Open-source control plane for AI workloads across multi-cloud GPU infrastructure
dstack is an open-source platform that orchestrates AI training and inference workloads across heterogeneous GPU infrastructure spanning multiple clouds, Kubernetes clusters, and bare-metal servers. It abstracts away cloud-specific APIs so teams define GPU requirements declaratively and dstack automatically provisions the cheapest available resources from AWS, GCP, Azure, Lambda, or on-premises hardware.

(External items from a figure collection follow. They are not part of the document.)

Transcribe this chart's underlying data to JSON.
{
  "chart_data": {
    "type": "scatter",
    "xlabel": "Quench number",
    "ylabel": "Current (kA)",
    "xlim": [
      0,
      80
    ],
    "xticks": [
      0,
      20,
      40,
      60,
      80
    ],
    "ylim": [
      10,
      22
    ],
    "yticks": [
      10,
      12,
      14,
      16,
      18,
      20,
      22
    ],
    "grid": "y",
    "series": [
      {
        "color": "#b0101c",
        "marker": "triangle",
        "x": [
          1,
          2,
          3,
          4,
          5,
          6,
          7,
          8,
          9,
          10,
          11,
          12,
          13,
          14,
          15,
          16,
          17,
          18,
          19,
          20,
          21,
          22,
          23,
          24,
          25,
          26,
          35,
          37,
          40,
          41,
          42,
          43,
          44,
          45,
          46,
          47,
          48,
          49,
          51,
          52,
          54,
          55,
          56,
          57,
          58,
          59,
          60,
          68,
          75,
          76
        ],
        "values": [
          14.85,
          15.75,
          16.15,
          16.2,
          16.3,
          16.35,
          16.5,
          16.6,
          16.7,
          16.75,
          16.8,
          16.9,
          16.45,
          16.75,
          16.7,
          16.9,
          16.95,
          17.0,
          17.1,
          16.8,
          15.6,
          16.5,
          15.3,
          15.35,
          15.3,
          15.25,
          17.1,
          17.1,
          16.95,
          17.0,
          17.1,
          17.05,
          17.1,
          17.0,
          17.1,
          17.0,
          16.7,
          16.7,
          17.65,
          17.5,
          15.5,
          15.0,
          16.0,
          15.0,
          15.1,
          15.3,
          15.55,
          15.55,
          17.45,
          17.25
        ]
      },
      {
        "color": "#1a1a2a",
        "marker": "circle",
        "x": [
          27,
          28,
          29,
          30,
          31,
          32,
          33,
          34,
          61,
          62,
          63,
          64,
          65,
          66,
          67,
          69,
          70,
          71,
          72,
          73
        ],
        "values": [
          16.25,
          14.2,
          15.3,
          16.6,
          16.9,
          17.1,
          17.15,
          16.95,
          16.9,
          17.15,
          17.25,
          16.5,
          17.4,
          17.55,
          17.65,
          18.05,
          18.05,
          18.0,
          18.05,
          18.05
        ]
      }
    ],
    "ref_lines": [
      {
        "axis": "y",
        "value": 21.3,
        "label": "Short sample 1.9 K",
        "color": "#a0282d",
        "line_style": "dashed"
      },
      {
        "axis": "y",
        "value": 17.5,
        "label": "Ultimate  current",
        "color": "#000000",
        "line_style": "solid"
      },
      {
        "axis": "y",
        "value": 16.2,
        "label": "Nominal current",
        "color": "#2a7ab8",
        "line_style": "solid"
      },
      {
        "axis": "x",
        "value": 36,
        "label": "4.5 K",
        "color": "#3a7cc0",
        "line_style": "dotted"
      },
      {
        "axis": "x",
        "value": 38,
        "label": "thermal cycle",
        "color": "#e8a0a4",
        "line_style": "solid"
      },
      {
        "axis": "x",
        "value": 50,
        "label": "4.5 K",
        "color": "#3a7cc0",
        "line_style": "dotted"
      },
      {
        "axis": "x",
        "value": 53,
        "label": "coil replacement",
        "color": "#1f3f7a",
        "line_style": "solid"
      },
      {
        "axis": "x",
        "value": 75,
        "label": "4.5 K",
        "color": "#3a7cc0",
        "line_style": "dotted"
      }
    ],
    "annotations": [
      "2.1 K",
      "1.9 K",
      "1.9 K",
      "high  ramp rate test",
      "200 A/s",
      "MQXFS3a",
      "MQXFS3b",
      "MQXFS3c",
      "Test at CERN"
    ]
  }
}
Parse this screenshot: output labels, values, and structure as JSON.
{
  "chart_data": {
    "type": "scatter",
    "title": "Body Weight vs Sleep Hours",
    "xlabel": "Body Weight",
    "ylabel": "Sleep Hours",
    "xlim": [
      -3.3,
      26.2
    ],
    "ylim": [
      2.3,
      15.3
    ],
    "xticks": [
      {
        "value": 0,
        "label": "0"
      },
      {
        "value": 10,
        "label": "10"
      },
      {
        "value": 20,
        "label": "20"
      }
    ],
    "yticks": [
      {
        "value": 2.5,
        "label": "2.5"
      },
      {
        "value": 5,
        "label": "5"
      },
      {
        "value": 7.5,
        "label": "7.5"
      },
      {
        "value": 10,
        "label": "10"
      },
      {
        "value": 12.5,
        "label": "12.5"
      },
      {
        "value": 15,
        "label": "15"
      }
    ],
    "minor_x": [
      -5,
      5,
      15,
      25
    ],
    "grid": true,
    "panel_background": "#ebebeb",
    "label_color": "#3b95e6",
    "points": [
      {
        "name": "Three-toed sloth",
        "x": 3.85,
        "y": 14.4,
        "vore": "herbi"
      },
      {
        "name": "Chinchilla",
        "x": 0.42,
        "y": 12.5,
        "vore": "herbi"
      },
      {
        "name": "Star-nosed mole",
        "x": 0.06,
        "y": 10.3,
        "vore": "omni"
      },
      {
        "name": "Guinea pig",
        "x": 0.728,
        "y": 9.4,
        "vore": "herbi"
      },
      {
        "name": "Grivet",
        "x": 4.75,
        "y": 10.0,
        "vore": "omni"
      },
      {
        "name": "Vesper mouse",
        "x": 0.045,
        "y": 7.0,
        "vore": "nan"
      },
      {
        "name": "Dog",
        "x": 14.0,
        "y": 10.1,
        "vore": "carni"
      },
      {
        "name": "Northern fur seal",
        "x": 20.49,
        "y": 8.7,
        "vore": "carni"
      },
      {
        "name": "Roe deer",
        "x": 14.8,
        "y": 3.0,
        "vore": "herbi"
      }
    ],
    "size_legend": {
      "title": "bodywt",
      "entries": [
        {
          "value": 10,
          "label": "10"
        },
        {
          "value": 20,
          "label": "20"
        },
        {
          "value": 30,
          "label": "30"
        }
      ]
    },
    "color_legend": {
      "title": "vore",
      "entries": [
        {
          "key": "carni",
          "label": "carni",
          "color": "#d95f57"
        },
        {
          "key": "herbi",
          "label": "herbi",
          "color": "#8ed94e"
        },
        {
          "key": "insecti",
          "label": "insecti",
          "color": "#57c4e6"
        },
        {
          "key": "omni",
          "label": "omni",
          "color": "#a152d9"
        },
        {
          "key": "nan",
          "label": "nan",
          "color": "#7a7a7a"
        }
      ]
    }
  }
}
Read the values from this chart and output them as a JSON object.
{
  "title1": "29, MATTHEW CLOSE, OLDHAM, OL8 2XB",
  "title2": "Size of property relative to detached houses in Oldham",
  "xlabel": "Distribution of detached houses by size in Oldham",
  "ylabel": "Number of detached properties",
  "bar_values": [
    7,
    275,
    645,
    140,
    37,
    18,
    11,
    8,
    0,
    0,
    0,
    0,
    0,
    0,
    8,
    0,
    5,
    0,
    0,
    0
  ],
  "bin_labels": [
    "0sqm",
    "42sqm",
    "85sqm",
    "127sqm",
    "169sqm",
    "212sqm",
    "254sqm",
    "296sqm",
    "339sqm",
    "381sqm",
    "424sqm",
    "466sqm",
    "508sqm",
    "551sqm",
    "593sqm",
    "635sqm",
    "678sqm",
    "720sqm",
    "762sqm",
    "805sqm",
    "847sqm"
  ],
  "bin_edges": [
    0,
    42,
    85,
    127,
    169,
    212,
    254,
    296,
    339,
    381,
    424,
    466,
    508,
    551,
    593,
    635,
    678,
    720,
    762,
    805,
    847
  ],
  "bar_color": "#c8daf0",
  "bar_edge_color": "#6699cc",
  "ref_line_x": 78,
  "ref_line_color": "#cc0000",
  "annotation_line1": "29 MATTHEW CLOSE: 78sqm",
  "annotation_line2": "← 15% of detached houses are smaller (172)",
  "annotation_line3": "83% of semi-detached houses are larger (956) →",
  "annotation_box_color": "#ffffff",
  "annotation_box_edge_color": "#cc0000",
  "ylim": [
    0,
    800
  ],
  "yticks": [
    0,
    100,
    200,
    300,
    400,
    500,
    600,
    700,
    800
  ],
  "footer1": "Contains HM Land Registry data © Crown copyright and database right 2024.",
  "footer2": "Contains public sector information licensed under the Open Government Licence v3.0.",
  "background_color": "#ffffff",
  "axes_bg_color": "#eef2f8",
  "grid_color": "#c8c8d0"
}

AI-native API gateway by Alibaba with MCP server hosting and LLM routing
Higress is an open-source AI-native API gateway developed by Alibaba that combines traditional API management with LLM-specific capabilities like token-based rate limiting, model routing, prompt caching, and MCP server hosting. Built on Envoy and Istio, it provides enterprise-grade traffic management while natively understanding AI workload patterns including streaming responses, long-lived connections, and multi-model fallback chains.
Trusted runtime environments for AI agents in production infrastructure
Teleport Beams provides cryptographically verified, policy-gated access for AI agents to interact with production infrastructure including servers, Kubernetes clusters, and databases. Launched at KubeCon EU 2026, Beams extends Teleport's zero-trust access platform with agent-specific runtime controls, audit trails, and policy enforcement to ensure AI agents operate within defined boundaries when deployed in production environments.
High-performance S3-compatible object storage built in Rust
RustFS is an open-source distributed object storage system built entirely in Rust, offering 2.3x faster performance than MinIO for small object payloads. It provides full S3 API compatibility, enabling seamless migration from MinIO, Ceph, and AWS S3 with existing SDKs and CLI tools. Released under Apache 2.0 license, it avoids MinIO's restrictive AGPL terms. Features include distributed architecture, erasure coding, WORM compliance, encryption via RustyVault, and a web management console.
Free and open-source Kubernetes IDE for managing clusters visually
Freelens is a free open-source Kubernetes IDE that provides a visual desktop interface for managing clusters, workloads, and configurations. Forked from the original Lens project after its licensing change, Freelens offers the same powerful cluster management experience with real-time monitoring, log viewing, and resource editing under the MIT license.
Kubernetes-native distributed LLM inference stack
llm-d is an open-source Kubernetes-native stack for distributed LLM inference with cache-aware routing and disaggregated serving. It separates prefill and decode stages across different GPU pools for optimal resource utilization, routes requests to nodes with warm KV caches, and integrates with vLLM as the serving engine. Apache-2.0 licensed with 2,900+ GitHub stars.